As you can see from the chart of the CurrencyShares Euro ETF (NYSEARCA:FXE) above, the Euro was still quite strong up until the end of 2014, and then it started to plunge, and now remains near the lows. Since this has only been a fairly recent development that has been around for just the past few quarters or so, the full impact has probably not yet been reached, especially since there is a potential lag due to any currency hedges. This kind of drop of roughly 40%, is a massive benefit for a company like Natuzzi and it is one of the reasons why the macro trends are now very positive for this company. But there are other macro trends that are hugely beneficial for Natuzzi that investors should consider now:
Aside from the major tailwind this company is getting from the weakening Euro, it is also benefiting from macro trends such as the continued strength in the U.S. for housing and furniture sales, and also from rising job growth. It is also likely to see even better financial results now that the economy in Europe has stabilized and even started to show some growth. In the past few weeks I have seen a number of data points and other signs that suggest the recent positive sales gains and profit margin improvement trends are likely accelerating for Natuzzi:
First of all, home furnishings have been on the rise in the U.S., due to a rebound in the housing market and also because of job growth. A number of furniture companies have been reporting solid revenue growth. For example, Berkshire Hathaway's (NYSE:BRK.A) (NYSE:BRK.B) furniture division recently reported a 24% jump in revenues. LaZBoy recently reported a 7% revenue increase. American Furniture recently reported a 37% increase in revenues. Furthermore, according to a Furniture Today article, this industry looks poised for solid growth as furniture sales are expected to rise nearly 4% this year and 19.6% by 2020. A February 29, 2016, article in Barron's discusses that the "home furnishings sector is seeing a resurgence", and mentioned that Ethan Allen (NYSE:ETH) recently announced better than expected earnings. This is another sign of a big macro trend that is likely to benefit Natuzzi, especially since the U.S. is one of its biggest sources of revenues.

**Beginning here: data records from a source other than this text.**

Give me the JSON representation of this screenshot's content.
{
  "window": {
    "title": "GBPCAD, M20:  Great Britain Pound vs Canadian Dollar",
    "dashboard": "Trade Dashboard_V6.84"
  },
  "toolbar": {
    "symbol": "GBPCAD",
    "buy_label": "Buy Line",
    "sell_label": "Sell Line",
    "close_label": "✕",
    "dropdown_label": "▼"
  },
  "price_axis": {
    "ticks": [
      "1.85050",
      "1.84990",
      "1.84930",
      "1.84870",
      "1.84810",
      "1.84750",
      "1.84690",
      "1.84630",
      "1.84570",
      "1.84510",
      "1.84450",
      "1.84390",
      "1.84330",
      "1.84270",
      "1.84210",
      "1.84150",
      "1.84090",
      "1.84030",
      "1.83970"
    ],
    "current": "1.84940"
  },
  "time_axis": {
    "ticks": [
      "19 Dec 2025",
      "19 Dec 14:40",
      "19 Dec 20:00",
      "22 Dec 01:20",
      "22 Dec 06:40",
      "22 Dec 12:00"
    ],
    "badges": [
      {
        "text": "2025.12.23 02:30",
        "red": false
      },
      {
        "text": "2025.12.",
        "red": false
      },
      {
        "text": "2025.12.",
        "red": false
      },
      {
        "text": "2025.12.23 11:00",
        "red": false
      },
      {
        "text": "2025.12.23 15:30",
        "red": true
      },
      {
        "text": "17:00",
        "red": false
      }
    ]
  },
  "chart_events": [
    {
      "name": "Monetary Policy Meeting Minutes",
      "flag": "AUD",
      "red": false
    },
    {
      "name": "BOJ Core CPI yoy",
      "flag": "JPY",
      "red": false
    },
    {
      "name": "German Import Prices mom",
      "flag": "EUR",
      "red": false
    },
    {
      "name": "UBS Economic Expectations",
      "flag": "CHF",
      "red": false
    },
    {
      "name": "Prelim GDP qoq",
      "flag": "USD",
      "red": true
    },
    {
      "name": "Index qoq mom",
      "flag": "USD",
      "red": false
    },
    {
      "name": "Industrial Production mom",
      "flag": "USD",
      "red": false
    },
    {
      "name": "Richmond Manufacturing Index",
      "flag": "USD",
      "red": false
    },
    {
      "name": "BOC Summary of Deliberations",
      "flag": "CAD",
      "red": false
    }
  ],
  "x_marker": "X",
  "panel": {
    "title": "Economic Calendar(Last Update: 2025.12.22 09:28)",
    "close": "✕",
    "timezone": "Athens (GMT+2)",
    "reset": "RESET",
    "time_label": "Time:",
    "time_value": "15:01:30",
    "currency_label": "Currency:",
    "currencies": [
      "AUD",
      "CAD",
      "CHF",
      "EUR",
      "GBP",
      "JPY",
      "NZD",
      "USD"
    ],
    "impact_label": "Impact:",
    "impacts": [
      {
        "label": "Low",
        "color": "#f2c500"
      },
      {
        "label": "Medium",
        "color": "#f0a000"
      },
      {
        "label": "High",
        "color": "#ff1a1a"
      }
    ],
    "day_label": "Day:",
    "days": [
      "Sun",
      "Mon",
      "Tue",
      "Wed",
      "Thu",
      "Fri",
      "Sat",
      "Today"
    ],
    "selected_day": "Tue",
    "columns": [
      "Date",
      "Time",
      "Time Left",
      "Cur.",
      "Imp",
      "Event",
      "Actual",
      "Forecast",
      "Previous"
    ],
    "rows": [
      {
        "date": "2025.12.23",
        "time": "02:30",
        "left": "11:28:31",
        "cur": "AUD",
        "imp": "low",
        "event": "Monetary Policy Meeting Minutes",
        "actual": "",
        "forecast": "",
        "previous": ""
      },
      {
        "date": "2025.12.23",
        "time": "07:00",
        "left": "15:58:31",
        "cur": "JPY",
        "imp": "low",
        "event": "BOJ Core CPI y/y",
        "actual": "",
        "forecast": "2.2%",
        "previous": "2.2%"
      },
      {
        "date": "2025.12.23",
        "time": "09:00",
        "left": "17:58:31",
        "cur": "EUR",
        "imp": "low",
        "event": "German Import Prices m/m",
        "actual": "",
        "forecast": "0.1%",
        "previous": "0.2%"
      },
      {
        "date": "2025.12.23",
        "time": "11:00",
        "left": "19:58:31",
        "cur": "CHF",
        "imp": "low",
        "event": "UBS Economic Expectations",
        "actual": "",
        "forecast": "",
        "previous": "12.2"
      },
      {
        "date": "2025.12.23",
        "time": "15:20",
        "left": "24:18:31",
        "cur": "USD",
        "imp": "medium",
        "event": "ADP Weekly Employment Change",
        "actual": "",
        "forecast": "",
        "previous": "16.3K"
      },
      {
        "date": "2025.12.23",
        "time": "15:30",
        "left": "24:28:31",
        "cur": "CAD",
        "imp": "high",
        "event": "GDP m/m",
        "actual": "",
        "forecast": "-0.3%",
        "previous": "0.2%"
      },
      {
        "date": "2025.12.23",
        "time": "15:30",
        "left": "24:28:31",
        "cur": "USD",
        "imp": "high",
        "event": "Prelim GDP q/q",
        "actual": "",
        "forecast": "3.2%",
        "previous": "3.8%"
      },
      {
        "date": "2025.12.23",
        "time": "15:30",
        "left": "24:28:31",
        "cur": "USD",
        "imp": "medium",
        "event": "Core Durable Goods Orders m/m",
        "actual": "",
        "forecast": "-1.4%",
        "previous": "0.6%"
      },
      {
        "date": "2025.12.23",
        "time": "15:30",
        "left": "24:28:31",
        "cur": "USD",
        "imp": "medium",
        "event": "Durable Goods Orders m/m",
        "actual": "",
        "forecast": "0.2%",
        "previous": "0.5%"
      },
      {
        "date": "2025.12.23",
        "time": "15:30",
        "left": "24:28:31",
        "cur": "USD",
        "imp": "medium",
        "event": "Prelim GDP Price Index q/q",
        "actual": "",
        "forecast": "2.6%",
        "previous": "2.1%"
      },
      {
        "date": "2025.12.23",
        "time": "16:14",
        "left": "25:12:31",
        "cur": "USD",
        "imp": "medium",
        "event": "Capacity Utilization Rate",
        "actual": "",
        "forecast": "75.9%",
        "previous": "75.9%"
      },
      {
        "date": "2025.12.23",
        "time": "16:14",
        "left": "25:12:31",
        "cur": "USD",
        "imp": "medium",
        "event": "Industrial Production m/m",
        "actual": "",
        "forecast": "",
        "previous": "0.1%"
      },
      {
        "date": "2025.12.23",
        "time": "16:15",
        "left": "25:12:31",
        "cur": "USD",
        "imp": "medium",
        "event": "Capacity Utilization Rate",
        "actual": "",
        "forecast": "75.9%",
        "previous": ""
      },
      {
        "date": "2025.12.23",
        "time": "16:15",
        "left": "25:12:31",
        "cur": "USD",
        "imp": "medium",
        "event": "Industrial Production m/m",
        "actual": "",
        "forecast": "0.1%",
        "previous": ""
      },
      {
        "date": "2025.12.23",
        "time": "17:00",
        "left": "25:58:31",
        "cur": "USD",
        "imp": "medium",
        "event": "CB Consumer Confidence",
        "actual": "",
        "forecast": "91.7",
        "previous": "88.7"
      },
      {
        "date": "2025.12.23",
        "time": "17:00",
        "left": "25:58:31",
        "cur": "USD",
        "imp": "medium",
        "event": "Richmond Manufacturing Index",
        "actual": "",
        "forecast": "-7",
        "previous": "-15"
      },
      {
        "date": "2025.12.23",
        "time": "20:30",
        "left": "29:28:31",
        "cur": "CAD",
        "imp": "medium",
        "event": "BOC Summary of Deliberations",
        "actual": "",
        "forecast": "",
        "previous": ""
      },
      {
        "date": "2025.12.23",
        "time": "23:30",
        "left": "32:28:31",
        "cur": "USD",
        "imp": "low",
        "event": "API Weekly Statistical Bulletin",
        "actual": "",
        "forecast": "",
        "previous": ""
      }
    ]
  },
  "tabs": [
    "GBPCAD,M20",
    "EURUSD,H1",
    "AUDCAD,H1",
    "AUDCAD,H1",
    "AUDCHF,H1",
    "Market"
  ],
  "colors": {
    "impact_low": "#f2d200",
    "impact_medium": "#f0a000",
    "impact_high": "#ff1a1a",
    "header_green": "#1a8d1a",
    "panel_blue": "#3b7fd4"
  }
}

All of these signs of a resurgence in home furnishings are great macro trends for Natuzzi, but it is even more significant when there are indications coming directly from this company that would appear to indicate it is also seeing growth and expansion potential in the U.S. On September 16th, 2015 it wasannounced that Natuzzi was opening a 9,000 square foot store in Palm Beach at CityPlace right next to a Restoration Hardware (NYSE:RH) furniture "mansion" store. The Natuzzi store is expected to open in the Spring of 2016. On February 1, 2016, Natuzzi opened its first store in Pennsylvania on South Street, which would also seem to indicate that the company is seeing strong results in the U.S. and potential for more growth.